History is full of such losses. When the Nazis began killing Jews, many Germans called it “security”. When the Turks slaughtered Armenians, they called it “relocation”. When the Hutus hunted the Tutsis, they called it “war”. Obfuscation always precedes annihilation. In every genocide, there are three actors. The killers. The victims. And the deniers. The killers shed blood. The victims lose it. The deniers bury truth. Nigeria today has too many deniers. They sit in government. They speak on television. They say it is complicated. They ask for balance. They ask for restraint. But restraint is impossible where faith is hunted. Balance is immoral where one side is exterminated. The role of the state is to protect life. When the state chooses silence, it becomes complicit. When it blames the victims, it becomes a partner in crime. For years, governments in Nigeria have refused to call this genocide what it is. They prefer the language of neutrality. They speak of “unknown gunmen”. They pretend not to know the ideology behind the killings.

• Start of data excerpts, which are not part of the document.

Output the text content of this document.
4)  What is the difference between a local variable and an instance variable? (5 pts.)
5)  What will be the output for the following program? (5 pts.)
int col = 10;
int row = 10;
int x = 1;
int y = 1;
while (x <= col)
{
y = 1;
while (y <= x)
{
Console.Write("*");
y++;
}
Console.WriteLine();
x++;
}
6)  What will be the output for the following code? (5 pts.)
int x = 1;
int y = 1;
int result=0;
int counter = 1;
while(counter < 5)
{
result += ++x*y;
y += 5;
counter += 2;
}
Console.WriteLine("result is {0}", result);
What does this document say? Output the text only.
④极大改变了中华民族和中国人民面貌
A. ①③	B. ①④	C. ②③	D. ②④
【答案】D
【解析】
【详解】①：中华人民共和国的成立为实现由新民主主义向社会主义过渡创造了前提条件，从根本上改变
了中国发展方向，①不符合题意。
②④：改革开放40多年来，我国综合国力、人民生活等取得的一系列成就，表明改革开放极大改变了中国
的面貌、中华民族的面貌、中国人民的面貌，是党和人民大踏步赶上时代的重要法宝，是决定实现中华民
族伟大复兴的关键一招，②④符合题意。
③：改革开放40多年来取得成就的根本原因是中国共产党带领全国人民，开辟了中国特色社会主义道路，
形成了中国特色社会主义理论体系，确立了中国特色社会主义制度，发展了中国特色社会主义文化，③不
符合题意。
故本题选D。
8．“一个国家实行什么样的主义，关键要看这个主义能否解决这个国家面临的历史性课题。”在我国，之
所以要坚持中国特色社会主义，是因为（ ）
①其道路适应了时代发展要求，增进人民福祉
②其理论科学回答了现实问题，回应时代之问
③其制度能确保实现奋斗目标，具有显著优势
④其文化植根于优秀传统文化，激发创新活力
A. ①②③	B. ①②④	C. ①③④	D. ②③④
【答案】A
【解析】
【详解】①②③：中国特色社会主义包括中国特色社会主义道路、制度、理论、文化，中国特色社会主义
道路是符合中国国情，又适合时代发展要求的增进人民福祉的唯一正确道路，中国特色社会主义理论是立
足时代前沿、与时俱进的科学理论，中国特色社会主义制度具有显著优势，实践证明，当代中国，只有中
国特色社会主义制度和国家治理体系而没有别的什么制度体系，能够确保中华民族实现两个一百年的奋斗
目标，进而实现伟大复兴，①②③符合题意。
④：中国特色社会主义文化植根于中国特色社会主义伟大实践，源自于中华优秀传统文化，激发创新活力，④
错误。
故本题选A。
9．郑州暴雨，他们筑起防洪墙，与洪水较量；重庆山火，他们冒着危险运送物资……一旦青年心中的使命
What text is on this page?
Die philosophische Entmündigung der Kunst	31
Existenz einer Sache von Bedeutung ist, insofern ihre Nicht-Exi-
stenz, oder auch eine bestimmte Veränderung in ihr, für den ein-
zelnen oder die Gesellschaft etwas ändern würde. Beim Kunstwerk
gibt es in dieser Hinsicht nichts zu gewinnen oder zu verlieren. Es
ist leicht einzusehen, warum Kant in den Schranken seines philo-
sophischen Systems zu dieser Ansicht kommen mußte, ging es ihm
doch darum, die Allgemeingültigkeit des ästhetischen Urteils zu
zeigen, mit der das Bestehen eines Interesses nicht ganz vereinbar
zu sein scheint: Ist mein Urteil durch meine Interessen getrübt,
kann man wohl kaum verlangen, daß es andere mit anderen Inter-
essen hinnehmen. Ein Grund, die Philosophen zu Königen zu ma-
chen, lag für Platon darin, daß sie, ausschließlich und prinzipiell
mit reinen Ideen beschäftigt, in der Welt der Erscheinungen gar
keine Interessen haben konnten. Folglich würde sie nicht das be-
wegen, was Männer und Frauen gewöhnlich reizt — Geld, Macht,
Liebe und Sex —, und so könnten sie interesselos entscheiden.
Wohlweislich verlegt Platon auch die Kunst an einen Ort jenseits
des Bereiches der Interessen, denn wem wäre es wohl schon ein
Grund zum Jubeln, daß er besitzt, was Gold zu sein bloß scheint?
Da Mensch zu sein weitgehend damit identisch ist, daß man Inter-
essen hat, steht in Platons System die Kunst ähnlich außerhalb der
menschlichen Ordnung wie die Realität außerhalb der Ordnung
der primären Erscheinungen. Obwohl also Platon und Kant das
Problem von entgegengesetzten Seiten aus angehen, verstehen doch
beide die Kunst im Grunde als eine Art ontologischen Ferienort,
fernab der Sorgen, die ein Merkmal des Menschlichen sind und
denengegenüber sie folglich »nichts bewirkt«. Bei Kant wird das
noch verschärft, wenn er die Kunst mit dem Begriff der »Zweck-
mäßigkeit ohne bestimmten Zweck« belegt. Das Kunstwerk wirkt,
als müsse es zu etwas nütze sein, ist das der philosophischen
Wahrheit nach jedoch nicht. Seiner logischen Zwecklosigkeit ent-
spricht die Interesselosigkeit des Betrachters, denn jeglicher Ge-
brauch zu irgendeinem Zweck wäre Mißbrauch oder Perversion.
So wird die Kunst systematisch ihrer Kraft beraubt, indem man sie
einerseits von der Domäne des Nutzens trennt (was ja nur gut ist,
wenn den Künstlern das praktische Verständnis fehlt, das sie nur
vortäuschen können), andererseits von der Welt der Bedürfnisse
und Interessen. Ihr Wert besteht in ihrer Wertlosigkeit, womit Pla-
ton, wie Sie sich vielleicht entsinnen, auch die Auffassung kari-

But the victims know. They know who arrives at villages at night. They know the chants before the fire starts. They know why their churches are burnt. They know it is not robbery. They know it is faith. Truth demands clarity. Clarity demands courage. To say this is genocide is to resist the lie. It is to restore meaning to suffering. It is to honour the dead by naming their death truthfully. Faith-based genocide is not new. The world has seen it before. The Crusades drenched Europe in the blood of religion. The Thirty Years’ War devastated the Holy Roman Empire. In each, men killed men to please their gods. But in our time, genocide hides behind politics. It hides behind poverty. It hides behind land disputes. When religion becomes the excuse for extermination, civilisation fails. When leaders pretend not to see it, humanity retreats. The Church in our country bleeds. So do many innocent Muslims who reject fanaticism. But to merge these sufferings into one confused story is to silence the distinct pain of those targeted for their faith. The Christian genocide is real. Its denial is immoral.
Every genocide begins with language. Words prepare the ground. Words decide who deserves to live. Words decide whose death can be excused. That is why obfuscation is dangerous. It rewrites the script of guilt. It absolves the killer before the crime ends. The language of obfuscation kills twice. First, it kills the truth. Then it kills memory. When truth dies, justice cannot be reborn. When memory dies, the dead die again. Our country must confront this truth. The killings of Christians are not random. They are systematic. They are ideological. They are genocidal. The perpetrators must be named. The state must act. The world must hold our country and its leaders accountable. History will not forgive silence. It never does. Rwanda and Bosnia learnt it. The world should not wait for our country to teach it again. Genocide is the failure of humanity to protect itself. Obfuscation is its language of self-deceit. We cannot stop one without rejecting the other. To call things by their true names is the beginning of justice. To blur their names is the beginning of evil.
Our country stands today at that line between truth and deceit. What it chooses to say will decide who lives tomorrow.